大抵はシャルルの方が先に起きて朝の準備をしているのだけれど、たまに逆転する日がある。
鳴り出したアラームをすぐ止めて、ボーっとしたままベッドから這い出て洗面所へ向かう。
いくら眠かろうが時間は止まらないし、一限目の講義はなくならない。
とにかく起きなければと、冷たい水で顔を洗っているうちに頭もすっきりと動き出そうとする。
次にキッチンで冷蔵庫から取り出したミネラルウォーターをコップ一杯一気に飲むと、ぼんやりとした靄は消えていった。
「あれ?」
そこでやっとシャルルが起きていない事に気付く。
朝ご飯の匂いがなくて静かなキッチンは何となく冷たい。
それがあまり好きじゃなくて、リビングのカーテンを開けてテレビをつける。部屋は明るくなり、朝のニュースを読み上げるアナウンサーの声が響き始めた。

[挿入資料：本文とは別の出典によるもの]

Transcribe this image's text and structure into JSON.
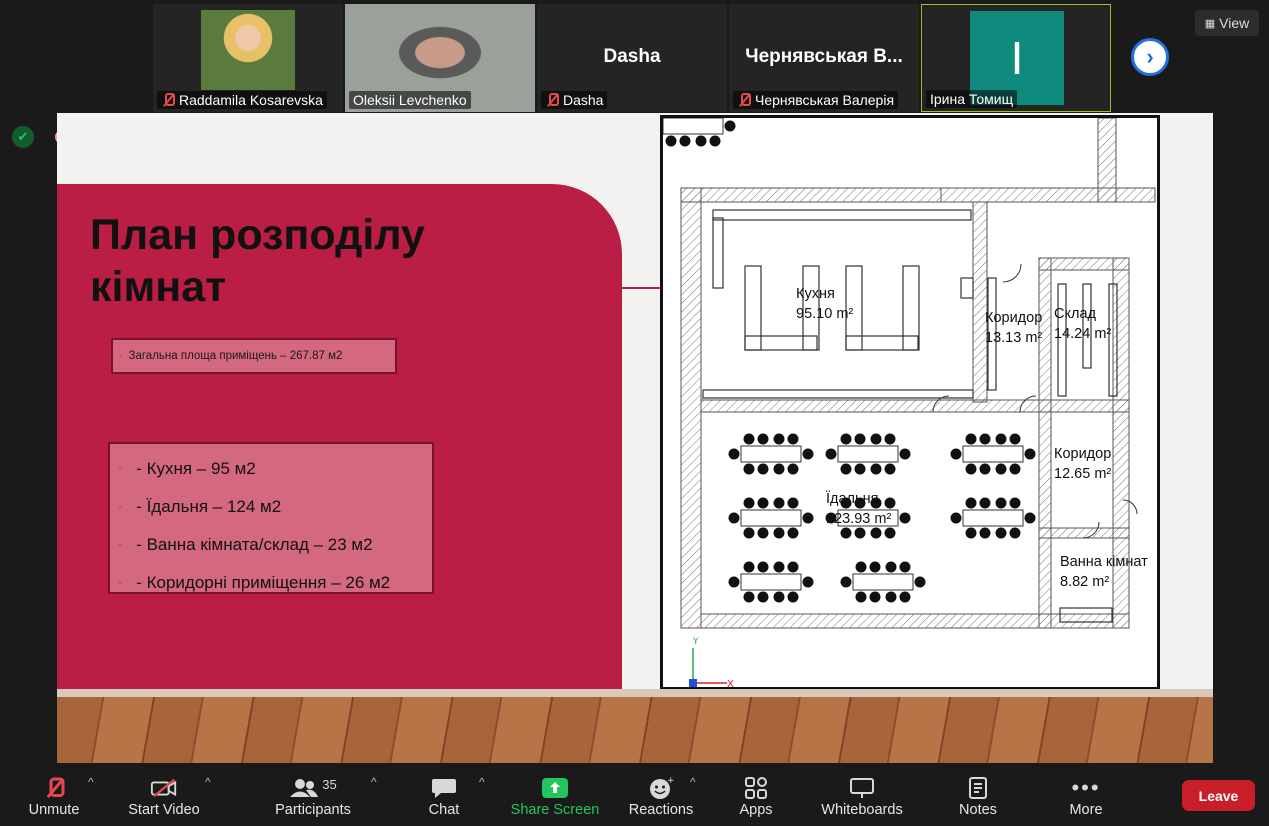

しんみりした気分を吹き飛ばして、今度は朝ごはんを作ることにする。
とはいえいつもはシャルルがご飯を用意してくれていることに甘えていたから簡単な物しか作る時間はない。
トースターに食パンを二枚放り込んで、フライパンでウインナーを焼きながら目玉焼きを作ったり、レタスをちぎって皿に乗せたり。
とりあえず慌ただしくも一通りできたが、シャルルは起きてこない。
シャルルの部屋をそっと覗く。
ベッドの上の山は静かなまま動く様子はない。
「シャルル―、朝だよー」
入り口で声をかけたくらいでは起きそうになく、部屋に入ってベッドの横に座り込む。
あまり見るチャンスのない寝顔は、やっぱり整っているけれどいつもより幼く見えて可愛い。

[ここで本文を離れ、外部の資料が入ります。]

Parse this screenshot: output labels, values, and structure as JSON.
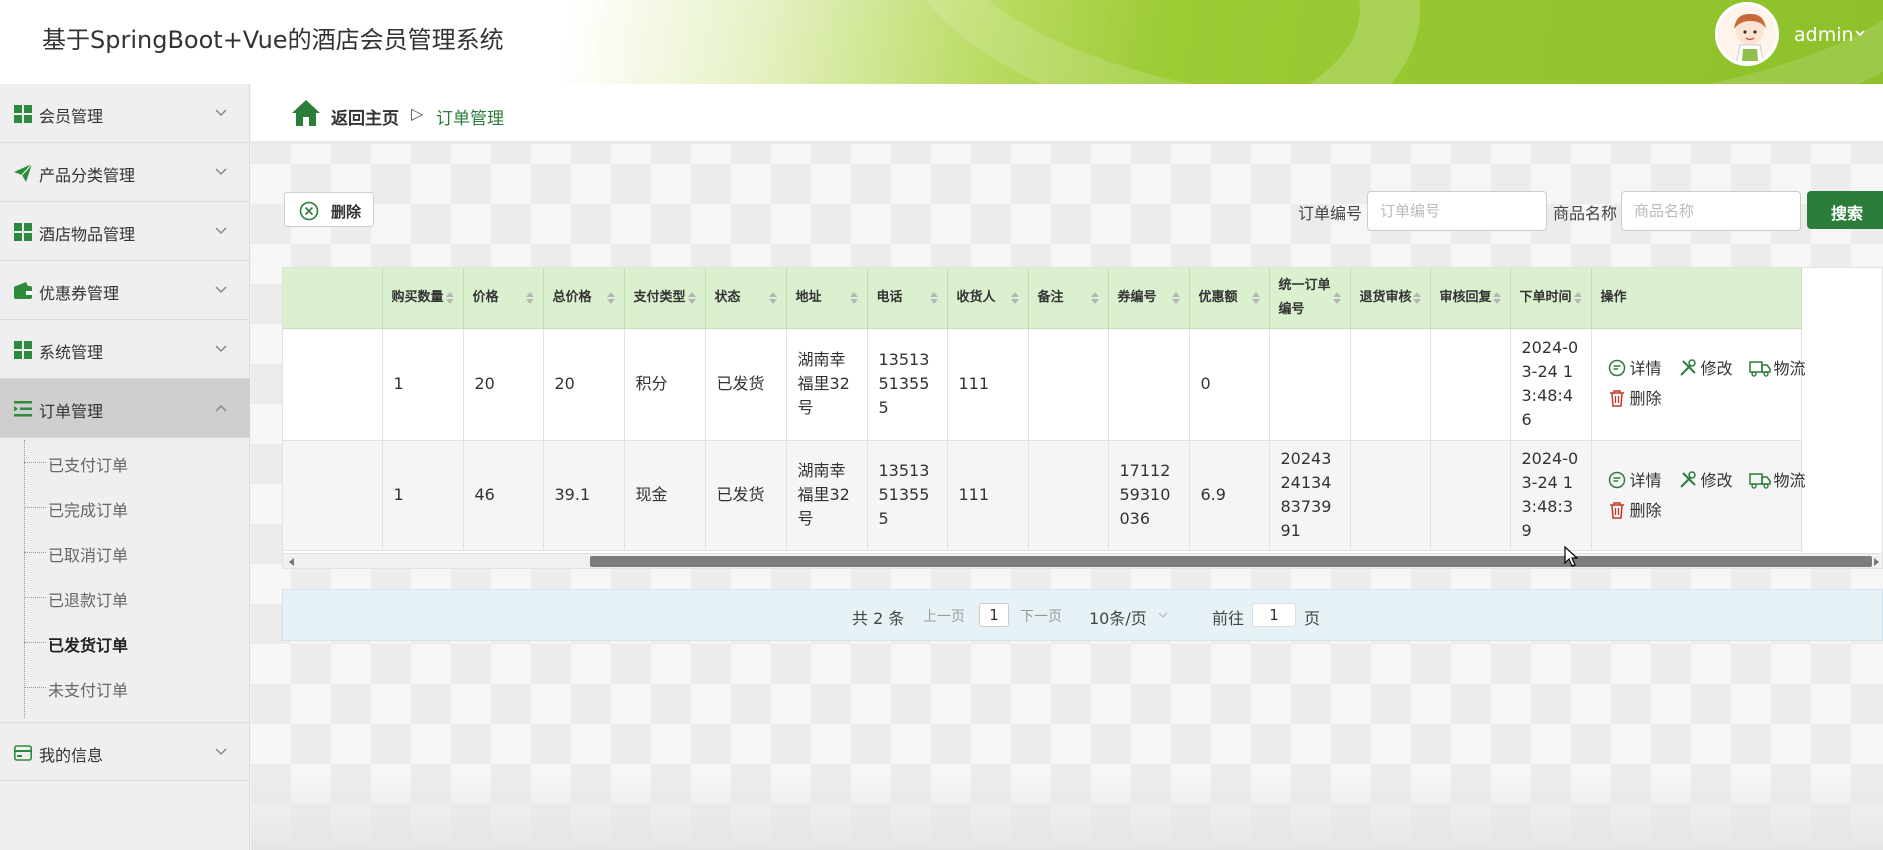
{
  "app": {
    "title": "基于SpringBoot+Vue的酒店会员管理系统",
    "user": "admin"
  },
  "colors": {
    "accent": "#2b7d3a",
    "header_green": "#8dc02a",
    "table_header": "#daf0cf"
  },
  "sidebar": {
    "items": [
      {
        "label": "会员管理",
        "icon": "grid-icon"
      },
      {
        "label": "产品分类管理",
        "icon": "paper-plane-icon"
      },
      {
        "label": "酒店物品管理",
        "icon": "grid-icon"
      },
      {
        "label": "优惠券管理",
        "icon": "wallet-icon"
      },
      {
        "label": "系统管理",
        "icon": "grid-icon"
      },
      {
        "label": "订单管理",
        "icon": "list-icon"
      },
      {
        "label": "我的信息",
        "icon": "card-icon"
      }
    ],
    "submenu": [
      "已支付订单",
      "已完成订单",
      "已取消订单",
      "已退款订单",
      "已发货订单",
      "未支付订单"
    ],
    "active_sub": "已发货订单"
  },
  "breadcrumb": {
    "home": "返回主页",
    "separator": "▷",
    "current": "订单管理"
  },
  "toolbar": {
    "delete_label": "删除",
    "order_no_label": "订单编号",
    "order_no_placeholder": "订单编号",
    "product_name_label": "商品名称",
    "product_name_placeholder": "商品名称",
    "search_label": "搜索"
  },
  "table": {
    "headers": [
      "购买数量",
      "价格",
      "总价格",
      "支付类型",
      "状态",
      "地址",
      "电话",
      "收货人",
      "备注",
      "券编号",
      "优惠额",
      "统一订单编号",
      "退货审核",
      "审核回复",
      "下单时间",
      "操作"
    ],
    "rows": [
      {
        "cells": [
          "1",
          "20",
          "20",
          "积分",
          "已发货",
          "湖南幸福里32号",
          "13513513555",
          "111",
          "",
          "",
          "0",
          "",
          "",
          "",
          "2024-03-24 13:48:46"
        ]
      },
      {
        "cells": [
          "1",
          "46",
          "39.1",
          "现金",
          "已发货",
          "湖南幸福里32号",
          "13513513555",
          "111",
          "",
          "1711259310036",
          "6.9",
          "20243241348373991",
          "",
          "",
          "2024-03-24 13:48:39"
        ]
      }
    ],
    "actions": {
      "detail": "详情",
      "edit": "修改",
      "logistics": "物流",
      "delete": "删除"
    }
  },
  "pagination": {
    "total": "共 2 条",
    "prev": "上一页",
    "current": "1",
    "next": "下一页",
    "page_size": "10条/页",
    "goto_label": "前往",
    "goto_value": "1",
    "page_suffix": "页"
  }
}
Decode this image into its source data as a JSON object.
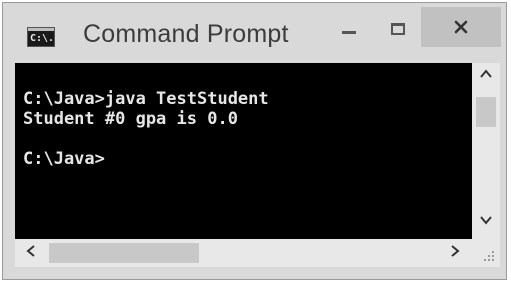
{
  "window": {
    "title": "Command Prompt",
    "icon_name": "console-icon",
    "icon_text": "C:\\."
  },
  "titlebar_buttons": {
    "minimize_icon": "minimize-icon",
    "maximize_icon": "maximize-icon",
    "close_glyph": "✕"
  },
  "console": {
    "lines": [
      "C:\\Java>java TestStudent",
      "Student #0 gpa is 0.0",
      "",
      "C:\\Java>"
    ],
    "colors": {
      "background": "#000000",
      "text": "#e6e6e6"
    }
  },
  "scrollbars": {
    "up_glyph": "^",
    "down_glyph": "v",
    "left_glyph": "<",
    "right_glyph": ">"
  }
}
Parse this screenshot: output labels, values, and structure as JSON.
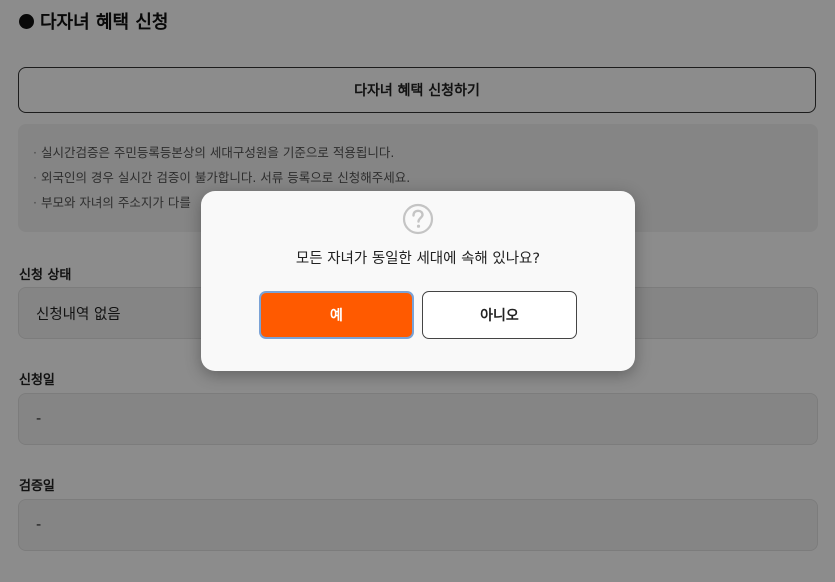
{
  "page": {
    "section_title": "다자녀 혜택 신청",
    "apply_button_label": "다자녀 혜택 신청하기",
    "notices": [
      "실시간검증은 주민등록등본상의 세대구성원을 기준으로 적용됩니다.",
      "외국인의 경우 실시간 검증이 불가합니다. 서류 등록으로 신청해주세요.",
      "부모와 자녀의 주소지가 다를"
    ],
    "fields": [
      {
        "label": "신청 상태",
        "value": "신청내역 없음"
      },
      {
        "label": "신청일",
        "value": "-"
      },
      {
        "label": "검증일",
        "value": "-"
      }
    ]
  },
  "modal": {
    "icon": "question-circle-icon",
    "message": "모든 자녀가 동일한 세대에 속해 있나요?",
    "yes_label": "예",
    "no_label": "아니오"
  },
  "colors": {
    "accent": "#ff5a00",
    "overlay": "rgba(0,0,0,0.45)"
  }
}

悪戯心が湧いて頬をつついてみると、嫌そうに眉を寄せながら顔を背けようとする。
「シャルルー。今日はお寝坊の日でいいの?」
「んー、ねぼう……」
寝言のような声で呟いたと思ったら、突然カッと目が開く。
「寝坊!?」
勢いよく跳ねるように体を起こすのには驚いた。
ぽかんと見ていると、シャルルは俺を見て時計を見て、そして状況を理解して肩を落とした。
「……おはよう」
いつもより少し起きるのが遅くなっただけで大きな失敗をしたかのように後悔しているシャルルに、基本的にこの時間に起きている俺はムッとしてしまう。
良いじゃないか。予定に遅れたわけでもないし、たまに寝過ごすくらい。
朝からそんなんじゃ一日面白くないだろう。
「おはよう!」
そう言って頬にキスを一つ。
今度はシャルルが驚いてぽかんと俺を見ている。さっきまでの後悔は吹き飛んだだろう。
「朝ごはん出来てるよ」
何でもない事のように言って部屋を出る。
パタンと扉を閉じると、部屋の中ではどたばたと大きな物音とどこかにぶつけたのかシャルルの苦痛の声が聞こえた。
とはいえ俺もシャルルが部屋を出るまでに赤くなった顔を戻しておかなければいけない。